Level 2: string is coiled, 6
nucleosomes/turn (solenoid)
Level 3: the coil is ‘supercoiled’
Level 4: the supercoil is folded
into a fully condensed metaphase chromosome
To
read a gene, the chromosome must be diffuse (uncondensed) in that region. Even
when condensed, these ‘euchromatic’ coding regions are less condensed
and more lightly staining than non-coding regions.
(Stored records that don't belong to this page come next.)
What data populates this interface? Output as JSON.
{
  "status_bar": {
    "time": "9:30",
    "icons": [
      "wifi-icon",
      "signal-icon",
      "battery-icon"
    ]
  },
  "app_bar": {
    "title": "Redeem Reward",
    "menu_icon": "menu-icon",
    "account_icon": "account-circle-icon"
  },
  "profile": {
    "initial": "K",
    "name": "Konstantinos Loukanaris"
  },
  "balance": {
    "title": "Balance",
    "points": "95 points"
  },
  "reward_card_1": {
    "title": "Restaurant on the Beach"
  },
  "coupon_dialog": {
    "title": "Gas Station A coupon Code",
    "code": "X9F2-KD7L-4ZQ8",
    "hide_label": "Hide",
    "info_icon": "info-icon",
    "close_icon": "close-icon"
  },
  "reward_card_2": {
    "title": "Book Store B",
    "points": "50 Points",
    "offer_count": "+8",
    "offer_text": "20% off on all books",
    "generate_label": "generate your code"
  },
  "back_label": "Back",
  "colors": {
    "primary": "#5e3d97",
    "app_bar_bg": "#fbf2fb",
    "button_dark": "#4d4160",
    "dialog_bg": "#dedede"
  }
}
DNA that has few genes can remain
condensed and closed (heterochromatic), and appears as dark bands on condensed
chromosomes.
Study Questions:
1) Diagram the
parts of an RNA nucleotide.
2) Show
how two nucleotides are linked together by dehydration synthesis reactions.
3) Why does the
purine - pyrimidine structure relate to the complementary nature of double-stranded
DNA?
4) Draw
a DNA double helix, showing three base pairs and the antiparallel nature of
the helices.
5) Describe
the higher levels of eukaryotic chromosome structure, including the terms nucleosome
and solenoid.
6) What are
two differences between euchromatin and hetochromatin?